We're hearing these arguments more now that Gen. Stanley McChrystal, commander of the International Security Assistance Force in Afghanistan, has made a bold pitch to the Obama administration for a new “surge” to put down terror attacks in that country.
In McChrystal's view, recommitting to the long process of nation building is the only path to follow. He argues that without 40,000 more U.S. troops, and stepped-up training of Afghan police and military, the U.S. mission will fail. And that failure will be on President Barack Obama.
That puts the president in a dilemma. Obama views the U.S. role in Afghanistan largely as McChrystal does. But if he ramps up forces and the Afghans fail to uphold their end of the deal, he risks entrapping the United States for perhaps another decade in a mission it cannot possibly accomplish.

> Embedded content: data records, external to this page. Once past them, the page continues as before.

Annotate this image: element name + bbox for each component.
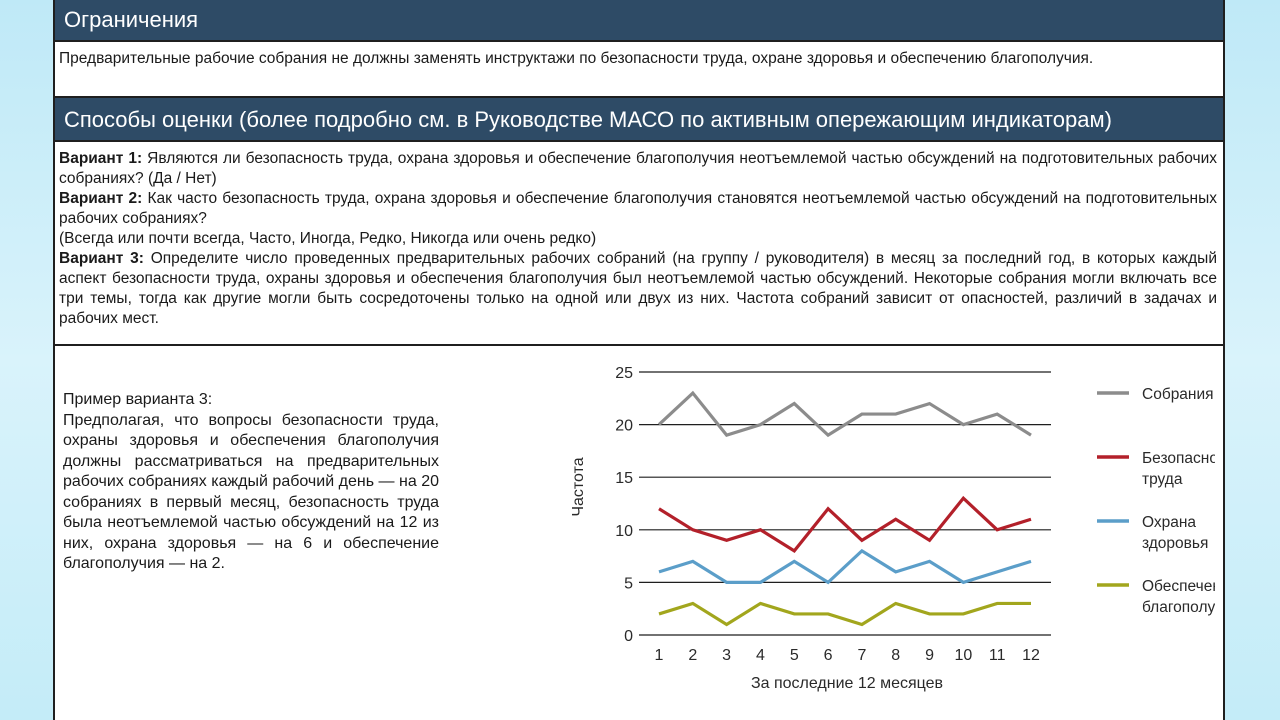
- variant-2-text: Как часто безопасность труда, охрана здо…: [59, 190, 1217, 227]
- legend-label-line: труда: [1142, 471, 1183, 488]
- y-tick-label: 25: [615, 365, 633, 382]
- methods-section: Вариант 1: Являются ли безопасность труд…: [59, 149, 1217, 329]
- legend-label-3: Охрана здоровья: [1142, 514, 1208, 552]
- legend-label-line: Собрания: [1142, 386, 1214, 403]
- section-divider: [55, 344, 1223, 346]
- slide-page: Ограничения Предварительные рабочие собр…: [53, 0, 1225, 720]
- x-tick-label: 1: [655, 647, 664, 664]
- x-tick-label: 6: [824, 647, 833, 664]
- chart-grid: [639, 371, 1051, 636]
- series-line-2: [658, 495, 1032, 553]
- limits-text: Предварительные рабочие собрания не долж…: [59, 50, 1094, 67]
- y-tick-label: 0: [624, 628, 633, 645]
- x-tick-label: 12: [1022, 647, 1040, 664]
- x-tick-label: 3: [722, 647, 731, 664]
- legend-label-4: Обеспечение благополучия: [1142, 578, 1215, 616]
- x-axis-ticks: 1 2 3 4 5 6 7 8 9 10 11 12: [655, 647, 1040, 664]
- methods-header: Способы оценки (более подробно см. в Рук…: [55, 96, 1223, 142]
- legend-label-line: здоровья: [1142, 535, 1208, 552]
- legend-label-2: Безопасность труда: [1142, 450, 1215, 488]
- example-block: Пример варианта 3: Предполагая, что вопр…: [63, 390, 439, 575]
- legend-label-line: благополучия: [1142, 599, 1215, 616]
- x-tick-label: 5: [790, 647, 799, 664]
- variant-1-label: Вариант 1:: [59, 150, 143, 167]
- example-text: Предполагая, что вопросы безопасности тр…: [63, 411, 439, 573]
- x-tick-label: 2: [688, 647, 697, 664]
- variant-1-text: Являются ли безопасность труда, охрана з…: [59, 150, 1217, 187]
- example-title: Пример варианта 3:: [63, 391, 213, 408]
- x-tick-label: 7: [857, 647, 866, 664]
- x-tick-label: 8: [891, 647, 900, 664]
- x-tick-label: 9: [925, 647, 934, 664]
- y-axis-ticks: 0 5 10 15 20 25: [615, 365, 633, 645]
- variant-2-label: Вариант 2:: [59, 190, 143, 207]
- chart-legend: СобранияБезопасностьтрудаОхраназдоровьяО…: [1097, 386, 1215, 616]
- methods-title: Способы оценки (более подробно см. в Рук…: [64, 107, 1112, 132]
- series-line-3: [658, 548, 1032, 585]
- x-tick-label: 10: [954, 647, 972, 664]
- limits-title: Ограничения: [64, 7, 199, 32]
- x-axis-label: За последние 12 месяцев: [751, 675, 943, 692]
- y-tick-label: 10: [615, 523, 633, 540]
- variant-2-options: (Всегда или почти всегда, Часто, Иногда,…: [59, 230, 597, 247]
- legend-label-line: Обеспечение: [1142, 578, 1215, 595]
- variant-3: Вариант 3: Определите число проведенных …: [59, 249, 1217, 329]
- variant-3-text: Определите число проведенных предварител…: [59, 250, 1217, 327]
- legend-label-line: Охрана: [1142, 514, 1196, 531]
- legend-label-1: Собрания: [1142, 386, 1214, 403]
- series-line-1: [657, 390, 1032, 438]
- variant-3-label: Вариант 3:: [59, 250, 144, 267]
- x-tick-label: 11: [989, 647, 1006, 664]
- variant-1: Вариант 1: Являются ли безопасность труд…: [59, 149, 1217, 189]
- series-line-4: [658, 601, 1031, 627]
- y-axis-label: Частота: [570, 457, 587, 516]
- y-tick-label: 20: [615, 418, 633, 435]
- legend-label-line: Безопасность: [1142, 450, 1215, 467]
- limits-header: Ограничения: [55, 0, 1223, 42]
- y-tick-label: 5: [624, 575, 633, 592]
- variant-2: Вариант 2: Как часто безопасность труда,…: [59, 189, 1217, 229]
- chart-series: [657, 390, 1032, 627]
- x-tick-label: 4: [756, 647, 765, 664]
- y-tick-label: 15: [615, 470, 633, 487]
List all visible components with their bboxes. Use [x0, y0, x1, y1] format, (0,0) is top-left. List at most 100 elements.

I hope his deliberations lead him to understand we have no alternative other than helping build a strong, credible government in Afghanistan. If we do not, we will almost certainly leave the nation to the extremists who harbored terrorists in the past. That would be bad for our domestic security. And it would be yet another American betrayal of the Afghans. Quite simply, we owe these people.
The United States has cut and run there once before, after aiding the Afghans in defeating the Soviets. Then we conveniently left the shattered country to its devices, helping to create the vacuum that the Taliban arose to fill.
It may be a message our nation's ultra patriots don't want to hear, but the United States has been more than a little complicit in the rise of some terrorist groups that now afflict the world - largely by failing to do the right thing in Afghanistan. Now is our second chance.
A reliable touchstone on the Afghanistan quandary is a professor in Omaha, Neb. Thomas Gouttierre heads the Center for Afghanistan Studies at the University of Nebraska. Gouttiere is the leading American scholar of Afghanistan, and the U.S. military is tapping him for advice. The center has been hired by the U.S. government to help improve literacy in the Afghan military, as well as to train U.S. military commanders in three-week immersion seminars on Afghan culture.
I spoke to him again earlier this month, after he returned from a two-week visit to Kabul.
Bailing yet again from Afghanistan will only exacerbate the country's problems, he said. He echoed the question he posed after 9/11, when U.S. policy was driven by a rage for revenge. “Once we drive (al-Qaida) out (of Afghanistan), how do we keep them from coming back?”
To Gouttiere, the answer is to help the Afghans stabilize their country. Hire Afghans to rebuild their roads and other infrastructure. Help them get back a country they are willing to protect from the Taliban.
He acknowledges that the United States will have to evacuate eventually. But for now, he says, “we should stay there so that we do things correctly.”
History, after all, is unlikely to offer a third chance.